The Open Source Brain platform generates the interactive visualisations from NeuroML sources. See the Auditory Cortex model on Open Source Brain here.
View the connectivity graph of your model#
Using command line tools#
Use levels to generate connectivity graphs with different levels of detail.
Positive values for levels will generate figures at the population level, while negative values will generate them at the level of cells.
You can generate an image of the 3D structure of the NeuroML model using pynml
:
Usage:
pynml <NeuroML file> -graph <level, engine>
For example, to generate a PNG image of the Auditory Cortex model used above, we can use:
pynml MediumNet.net.nml -graph 1d
This generates the following image showing different views of the network :
You can modify the level of detail included in the graph by using different values of levels.
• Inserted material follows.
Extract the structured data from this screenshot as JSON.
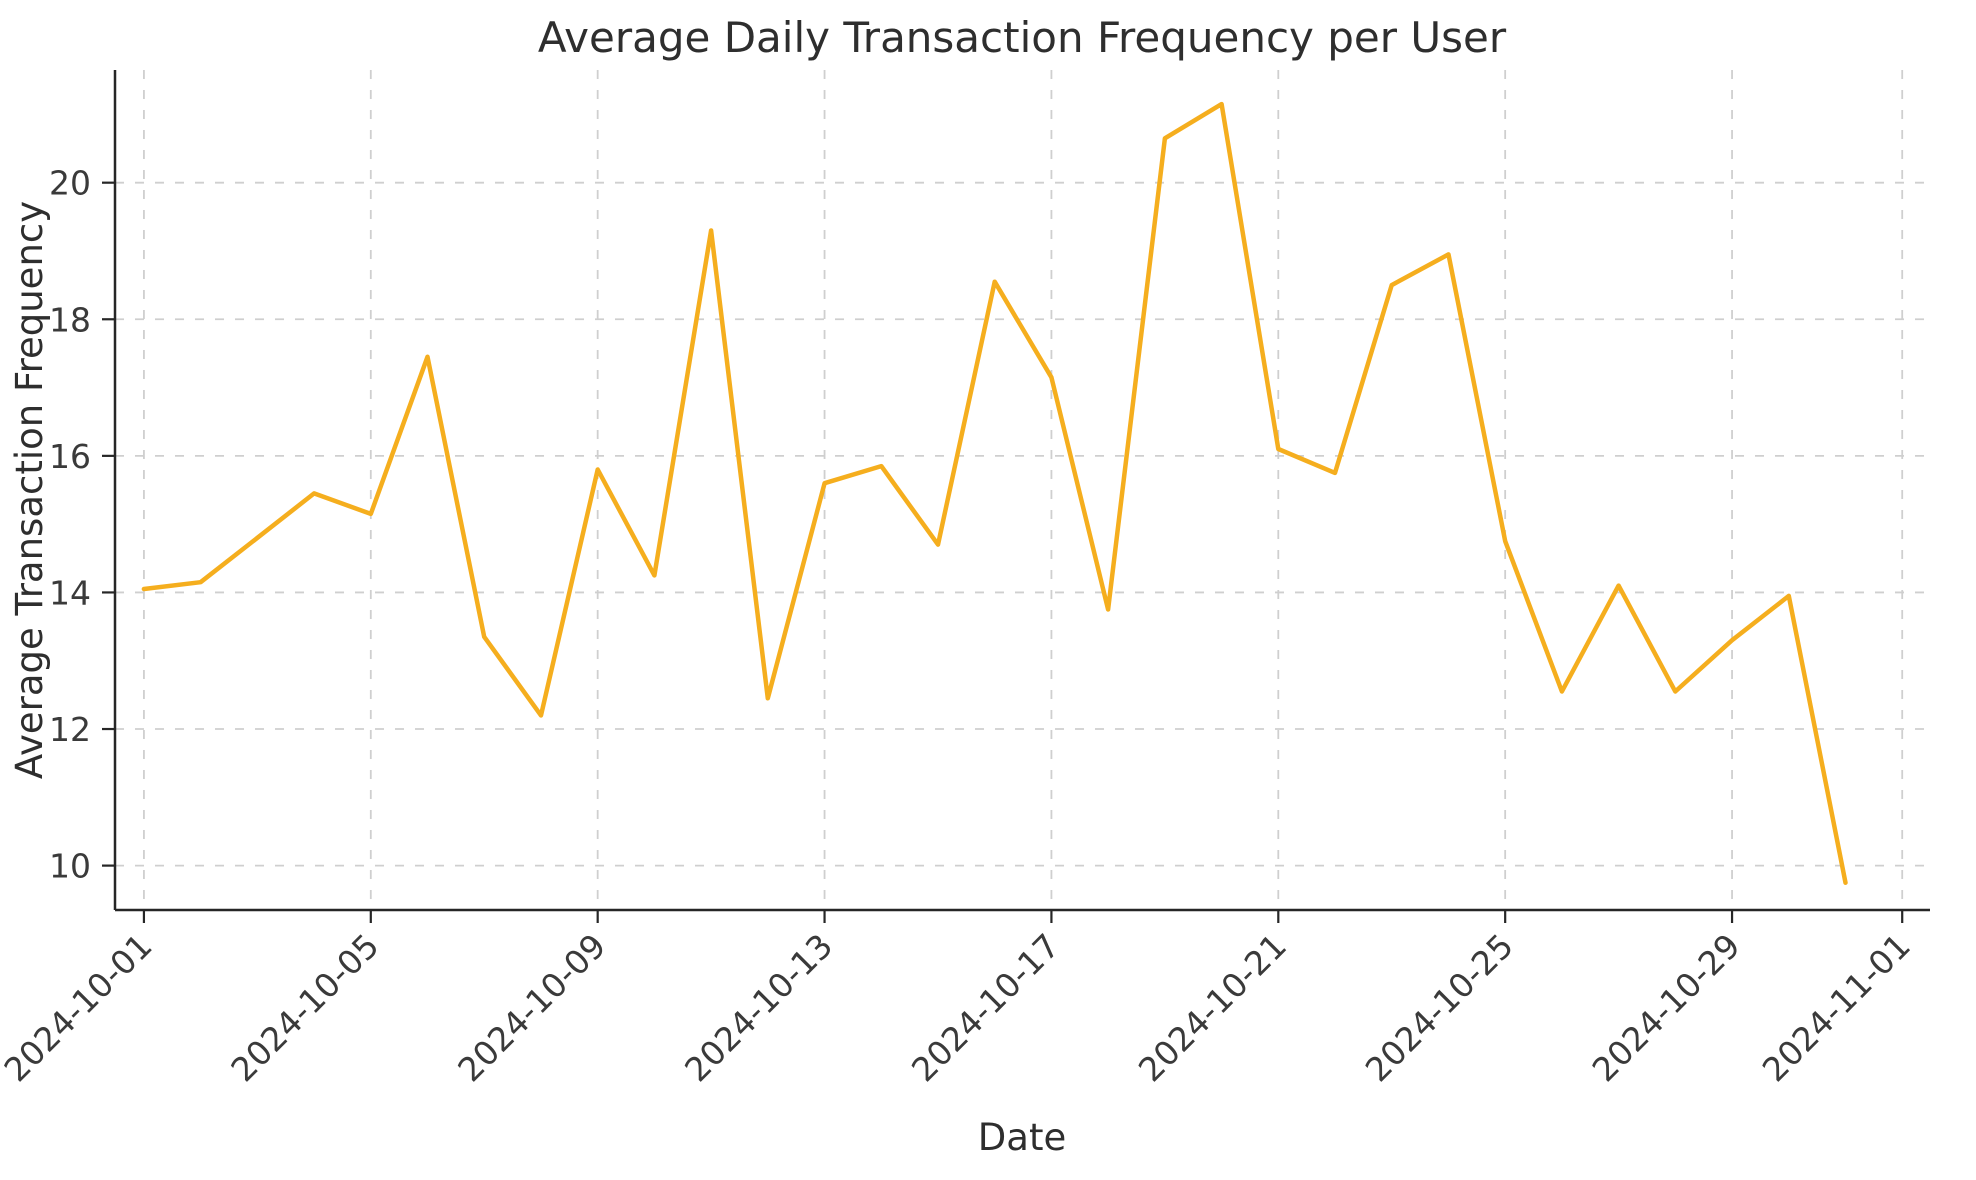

For example, this command generates a level 5 graph:
pynml MediumNet.net.nml -graph 5d
Using pyNeuroML#
You can also generated these figures from within your pyNeuroML script itself using the generate_nmlgraph
function:
import pyneuroml.pynml
...
pyneuroml.pynml.generate_nmlgraph(nml2_doc, level="1", engine="dot")
View the connectivity matrices of the model#
You can generate the connectivity matrices of projections between neuronal populations of the NeuroML model using pynml
:
Usage:
pynml <NeuroML file> -matrix <level>
For example, to generate a PNG image of the connectivity matrices in the Auditory Cortex model used above, we can use:
pynml MediumNet.net.nml -matrix 1
This generates the following images showing different views of the connectivity matrices in the network :
View graph of the simulation instance of the model#
Using command line tools#
When you have created a simulation instance of the NeuroML model using LEMS, you can also visualise this using pynml
or jnml
:
Usage:
pynml <LEMS simulation file> -lems-graph
jnml <LEMS simulation file> -lems-graph
For example, to generate the LEMS graph for the Izhikevich neuron network example, we will use:
jnml LEMS_example_izhikevich2007network_sim.xml -lems-graph
will generate:
Note that the -lems-graph
option does not take options for levels of detail.
It shows all the details of the simulation instance, and so is better suited for simpler models rather than detailed conductance based network models.
For example, for the Auditory Cortex model, this
very very detailed image is generated (please click to open: it is too large to display in the page).
Using pyNeuroML#
You can also generated these figures from within your pyNeuroML script itself using the generate_lemsgraph
function:
import pyneuroml.pynml
...
pyneuroml.pynml.generate_lemsgraph(lems_file)
Viewing/analysing ion channel dynamics#
There is a dedicated section on visualising and analysing ion channel models.